Dooling was part of a Celtics bench that could only muster two points and was outscored by Miami’s new bench weapon, Chris Bosh, 19-2. Dooling said the Celtics weren’t tired in the fourth quarter as they were outscored, 28-15. It was just a matter of the Heat’s execution.
“It wasn’t about gas,” Dooling said. “They just did a great job of defending. They’re a great team. You have to give them credit. We fought, we hung around, we were there. We had some good shots at the end. We just couldn’t make plays. They did a phenomenal job. They made all the plays, they shared the ball. They executed down the stretch. They got some interior baskets as well. They did a phenomenal job. Tip your hat to them.”
|Marquis Daniels saves the day||06.02.12 at 2:23 am ET|
Doc Rivers told Marquis Daniels to be ready. Then he didn’t play. Rivers didn’t tell Daniels anything before Game 3, but there he was checking into the game in the first quarter after Brandon Bass got into foul trouble.
“Hopefully,” Daniels said. “He doesn’t say anything to me next game.”
Daniels scored nine points and had five rebounds in the Celtics‘ 101-91 victory. That was the “gravy” as Rivers called it. What he really needed from Daniels, and from Keyon Dooling and from whoever else he throws out there from his patchwork bench, is defense and that’s one thing Daniels has always been able to provide.
Rivers went with a small lineup against Miami, mainly because he has no choice. Without Chris Bosh, the Heat are getting extended minutes from Shane Battier and Mike Miller and the Celtics are scrambling to matchup. Fortunately, Rivers has bodies to throw at the problem and this time he used them.
Daniels was plus-14 in his 19 minutes and Dooling was plus-10. Together, they brought the defense. Dooling, with his manic, wired intensity and Daniels with his cerebral, give no quarter approach.
“I thought what the second unit did was they came in with a defensive energy that changed the game,” Rivers said. “And they scored off the defense. They got stops, they ran the floor, Marquis cut and got to the basket. Marquis made great passes, and then we posted him up a couple of times as well. But I thought it was more from that. And that’s who they are. Listen, they are not going to put up great numbers offensively, but they know exactly who they are. They accept that, and they are comfortable with that.”
In his second go-round with the Celtics, Daniels has been even more enigmatic than his first tour. He seemingly lost the ability to finish inside and with that went his playing time. That’s what separates this Celtics’ team from some of the others. Rotations have changed, playing time has fluctuated, but there have been no gripes and no complaints. Everyone just stays ready.

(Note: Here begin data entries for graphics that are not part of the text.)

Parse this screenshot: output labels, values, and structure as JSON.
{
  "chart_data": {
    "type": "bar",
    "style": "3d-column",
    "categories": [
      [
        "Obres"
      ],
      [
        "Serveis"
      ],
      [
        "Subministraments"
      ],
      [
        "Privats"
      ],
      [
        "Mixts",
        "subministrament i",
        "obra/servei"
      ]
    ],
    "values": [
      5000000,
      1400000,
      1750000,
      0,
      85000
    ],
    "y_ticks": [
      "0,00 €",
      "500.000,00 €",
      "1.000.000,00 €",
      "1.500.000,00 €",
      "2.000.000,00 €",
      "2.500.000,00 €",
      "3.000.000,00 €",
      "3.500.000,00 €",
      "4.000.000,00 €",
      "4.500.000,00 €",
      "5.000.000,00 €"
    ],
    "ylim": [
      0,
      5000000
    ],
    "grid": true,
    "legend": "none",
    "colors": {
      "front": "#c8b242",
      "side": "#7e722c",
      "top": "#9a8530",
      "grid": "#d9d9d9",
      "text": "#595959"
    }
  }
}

“Guys on the bench, they are registered professionals,” Paul Pierce said. “Marquis hasn’t really played a lot for us in this series, but when his name was called upon he was ready. That’s what being a professional is all about. Everyday he comes in, gets his work in.”
Daniels made one other huge contribution in the playoffs. In Game 2 against the Hawks, he helped shutdown Joe Johnson in a must-win performance. The stakes and the magnitude of the competition were even greater this time, but Daniels was ready.
“I continue to go back to Marquis because he’s a guy who hasn’t played much throughout these playoffs,” Dooling said. “I spend a lot of time with him off the court and there are a lot of frustrating nights for him. But through all the frustration he is able to keep a level of professionalism that is second to none. Imagine not playing much throughout these whole playoffs and having the cardio to play against some of the best athletes we have in our league- and be able to excel. I tip my hat to him.’